Lloyd Lowe Sr. – Founder & CEO of LD Lowe Wealth Advisory

Professionals play an important role in your life. After all, you rely on professionals to evaluate your health, sell your home, provide legal advice, calculate your taxes and educate your children. That’s because these experts are knowledgeable, experienced and trained to provide the results you need.

For those same reasons, many people choose to work with a comprehensive wealth advisor to help them achieve the dream they have for independence and their vision of retirement. Everyone has an idea of what they want their retirement to look like, and the answers are as varied as the individuals.

The idea of “retirement” has changed quite a bit over the past 20+ years since I founded my practice. Rather than dreaming of spending the days relaxing at a beach villa, many people no longer assume they will fully retire at age 65. Many still plan to continue working in their full-time job. Others go into consulting, work part time, or convert a hobby into a business.

Whatever your goal, your financial plan is the bridge designed to get you there. And just as the notion of retirement has evolved over the past couple of decades, so has the financial planning profession. While no one has invented a crystal ball to predict your financial future, the financial planning profession has matured to include tools that help us normalize some of the unknowns.
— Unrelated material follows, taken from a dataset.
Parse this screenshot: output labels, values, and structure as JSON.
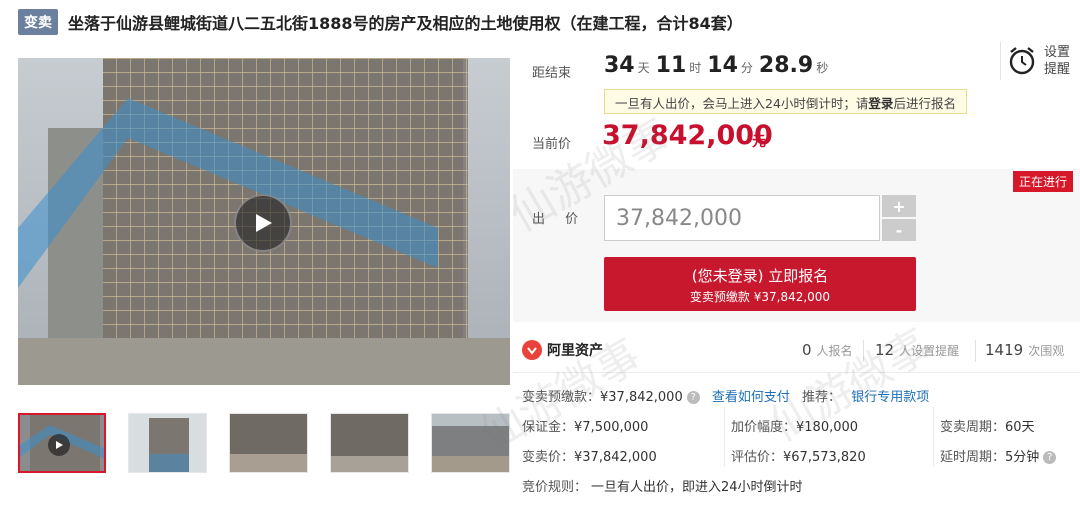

The use of financial planning software and Monte Carlo Calculation Method planning tools are widely used by financial planners. The Monte Carlo method involves a statistical simulation of 10,000 scenarios, best and worst case, that provides an average scenario and lets the planner estimate what percent chance the client has to meet the goal placed in the plan. Unlike our former method of assuming a certain standard percentage return on assets over time without accounting for variability, the Monte Carlo scenarios account for the randomness inherent in forecasting future returns.

Looking at returns over time with variability assumed is a powerful notion, but it is not without flaw. And that flaw is human error, which is often led by wishful thinking. It is quite easy, unfortunately, to take an aggressive investment return number and run it through the simulation, only to arrive at an inflated chance of success.

Why would someone use an aggressive assumption? It may be a matter of telling the client what he wants to hear in order to win his business.